Conv. Preferred Stock

         Series A                              250,000
         Series B                            2,617,801
         Series C                              600,000


*Average exercise price per option is $6.37. Options generally carry a term of
five or six years.

+Average exercise price per warrant is $6.66.


                                                                     EXHIBIT 6.8

LEGAL OPINION MATTERS

1. The Company has been duly incorporated and is validly existing in good
standing under the laws of the State of Delaware. The Company has the requisite
corporate power to own or lease its property and assets and to conduct its
business as currently conducted.

2. The Agreement has been duly authorized by all necessary corporate action on
the part of the Company and has been duly executed and delivered on behalf of
the Company and constitutes a valid and binding agreement of the Company,
enforceable against the Company in accordance with its terms.

3. The Shares have been duly authorized, and when issued, delivered and paid for
in accordance with the terms of the Agreement, will be validly issued, fully
paid and nonassessable.

4. Except as set forth in the Public Documents and the Agreement, there is no
action, proceeding or investigation pending or overtly threatened in writing
against the Company which could reasonably be anticipated to result, either
individually or in the aggregate, in any material adverse change in the assets,
financial condition or operations of the Company.

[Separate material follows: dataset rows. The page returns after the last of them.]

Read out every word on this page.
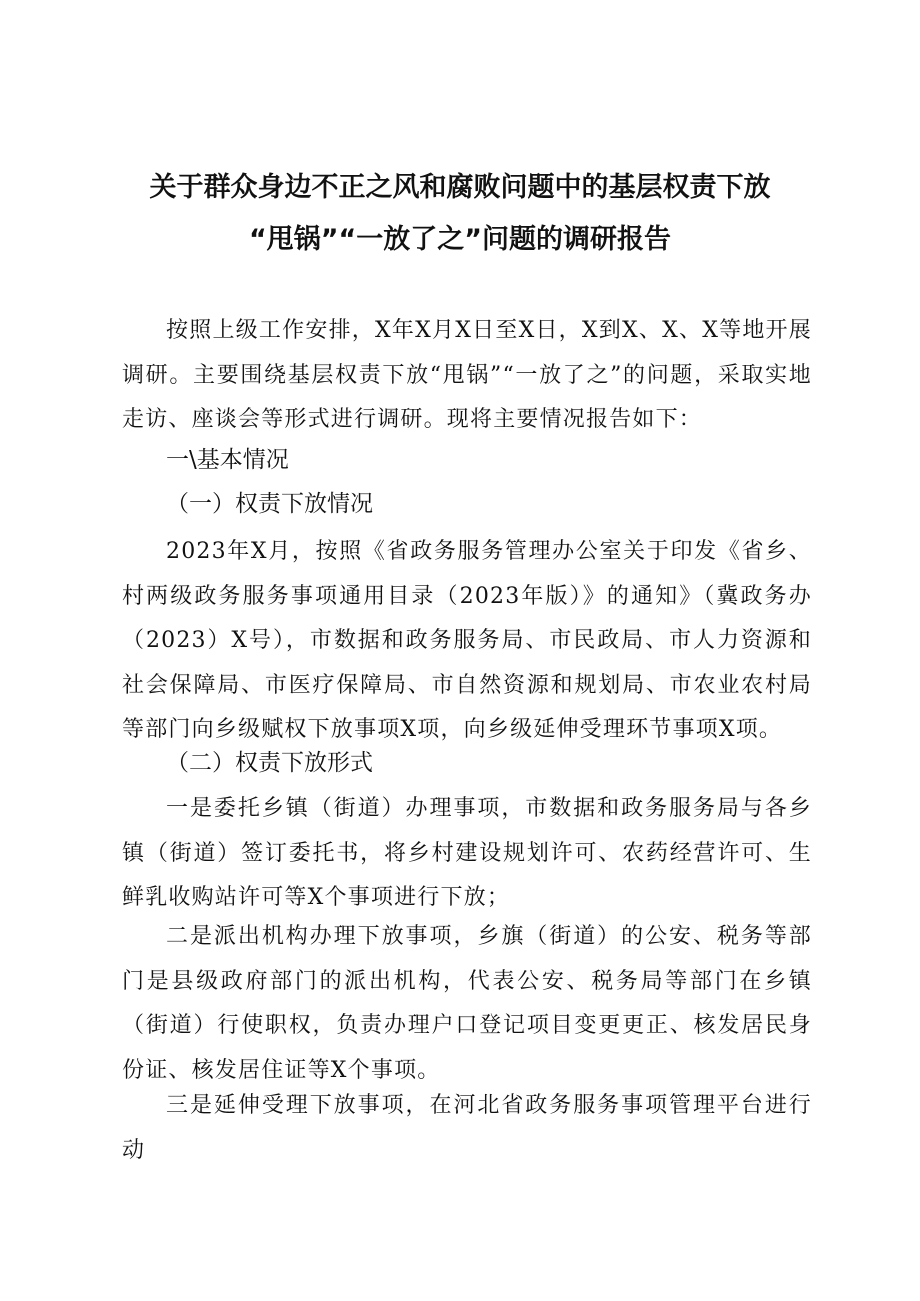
关于群众身边不正之风和腐败问题中的基层权责下放
“甩锅”“一放了之”问题的调研报告

按照上级工作安排，X年X月X日至X日，X到X、X、X等地开展调研。主要围绕基层权责下放“甩锅”“一放了之”的问题，采取实地走访、座谈会等形式进行调研。现将主要情况报告如下：

一\基本情况
（一）权责下放情况

2023年X月，按照《省政务服务管理办公室关于印发《省乡、村两级政务服务事项通用目录（2023年版）》的通知》（冀政务办（2023）X号），市数据和政务服务局、市民政局、市人力资源和社会保障局、市医疗保障局、市自然资源和规划局、市农业农村局等部门向乡级赋权下放事项X项，向乡级延伸受理环节事项X项。

（二）权责下放形式

一是委托乡镇（街道）办理事项，市数据和政务服务局与各乡镇（街道）签订委托书，将乡村建设规划许可、农药经营许可、生鲜乳收购站许可等X个事项进行下放；

二是派出机构办理下放事项，乡旗（街道）的公安、税务等部门是县级政府部门的派出机构，代表公安、税务局等部门在乡镇（街道）行使职权，负责办理户口登记项目变更更正、核发居民身份证、核发居住证等X个事项。

三是延伸受理下放事项，在河北省政务服务事项管理平台进行动
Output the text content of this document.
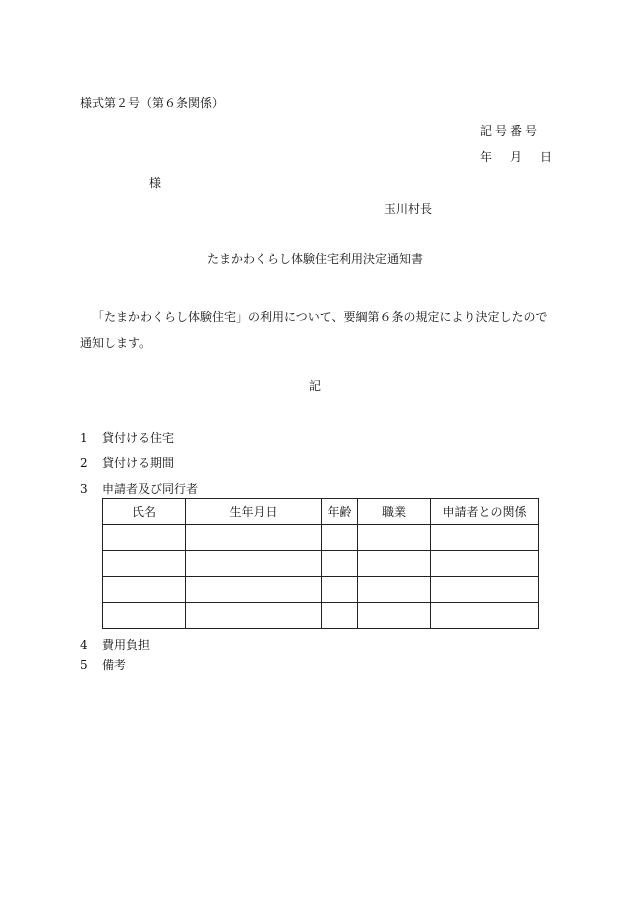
様式第２号（第６条関係）
記号番号
年 月 日
様
玉川村長
たまかわくらし体験住宅利用決定通知書
「たまかわくらし体験住宅」の利用について、要綱第６条の規定により決定したので通知します。
記
1 貸付ける住宅
2 貸付ける期間
3 申請者及び同行者
氏名	生年月日	年齢	職業	申請者との関係

4 費用負担
5 備考
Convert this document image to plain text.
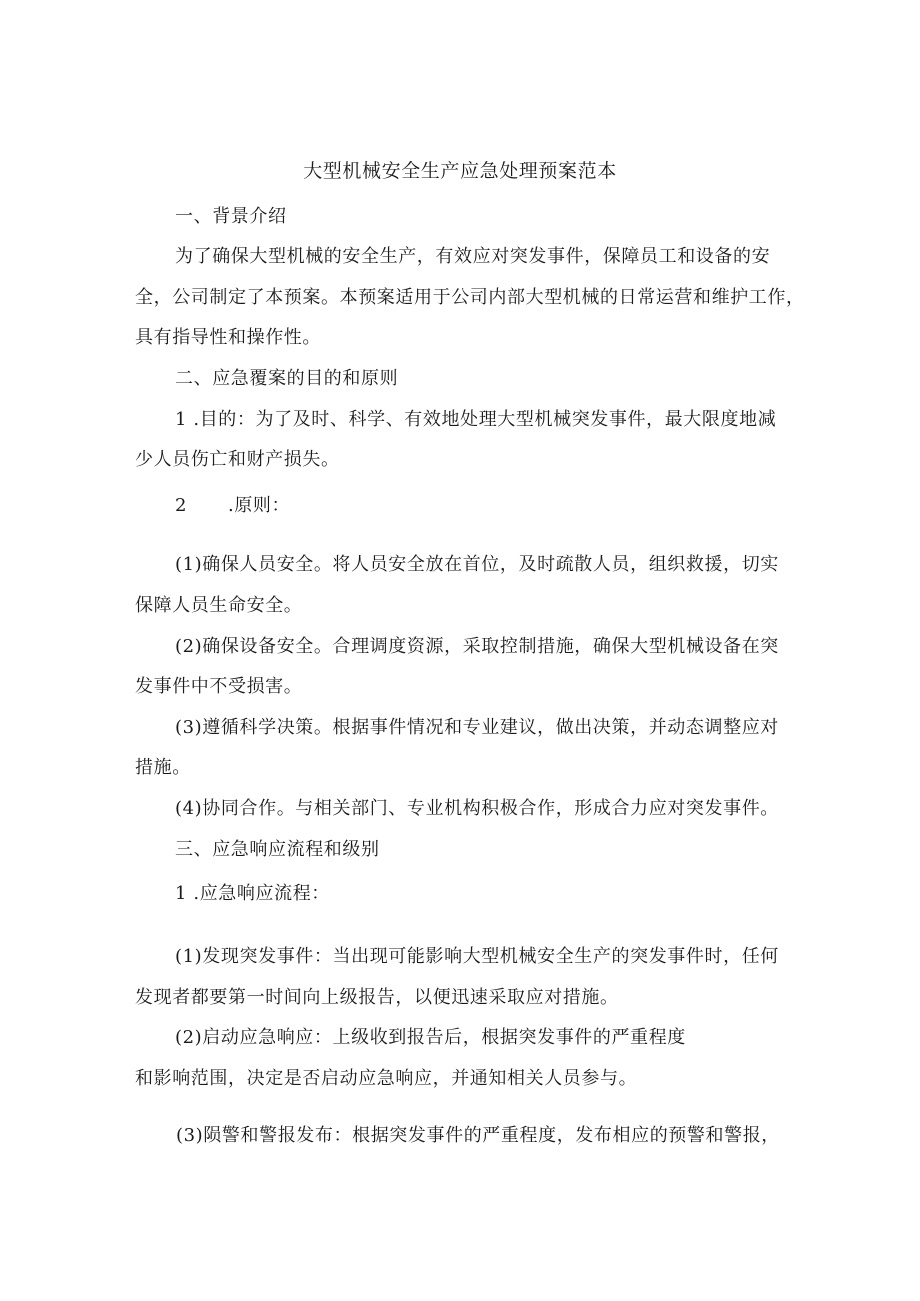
大型机械安全生产应急处理预案范本
一、背景介绍
为了确保大型机械的安全生产，有效应对突发事件，保障员工和设备的安
全，公司制定了本预案。本预案适用于公司内部大型机械的日常运营和维护工作，
具有指导性和操作性。
二、应急覆案的目的和原则
1 .目的：为了及时、科学、有效地处理大型机械突发事件，最大限度地减
少人员伤亡和财产损失。
2 .原则：
(1)确保人员安全。将人员安全放在首位，及时疏散人员，组织救援，切实
保障人员生命安全。
(2)确保设备安全。合理调度资源，采取控制措施，确保大型机械设备在突
发事件中不受损害。
(3)遵循科学决策。根据事件情况和专业建议，做出决策，并动态调整应对
措施。
(4)协同合作。与相关部门、专业机构积极合作，形成合力应对突发事件。
三、应急响应流程和级别
1 .应急响应流程：
(1)发现突发事件：当出现可能影响大型机械安全生产的突发事件时，任何
发现者都要第一时间向上级报告，以便迅速采取应对措施。
(2)启动应急响应：上级收到报告后，根据突发事件的严重程度
和影响范围，决定是否启动应急响应，并通知相关人员参与。
(3)陨警和警报发布：根据突发事件的严重程度，发布相应的预警和警报，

5. The offer and sale of the Shares by the Company to Purchaser is exempt from
the registration requirements of the Securities Act of 1933, as amended.

6. The execution and delivery of the Agreement by the Company and the
consummation of the sale of the Shares by the Company as contemplated therein do
not violate any provisions of the Company's Certificate of Incorporation or
Bylaws.

7. All consents, approvals, authorizations, or orders of, and filings,
registrations and qualifications with any regulatory authority or governmental
body in the United States required for the issuance by the Company of the Shares
as contemplated by the Agreements, have been made or obtained.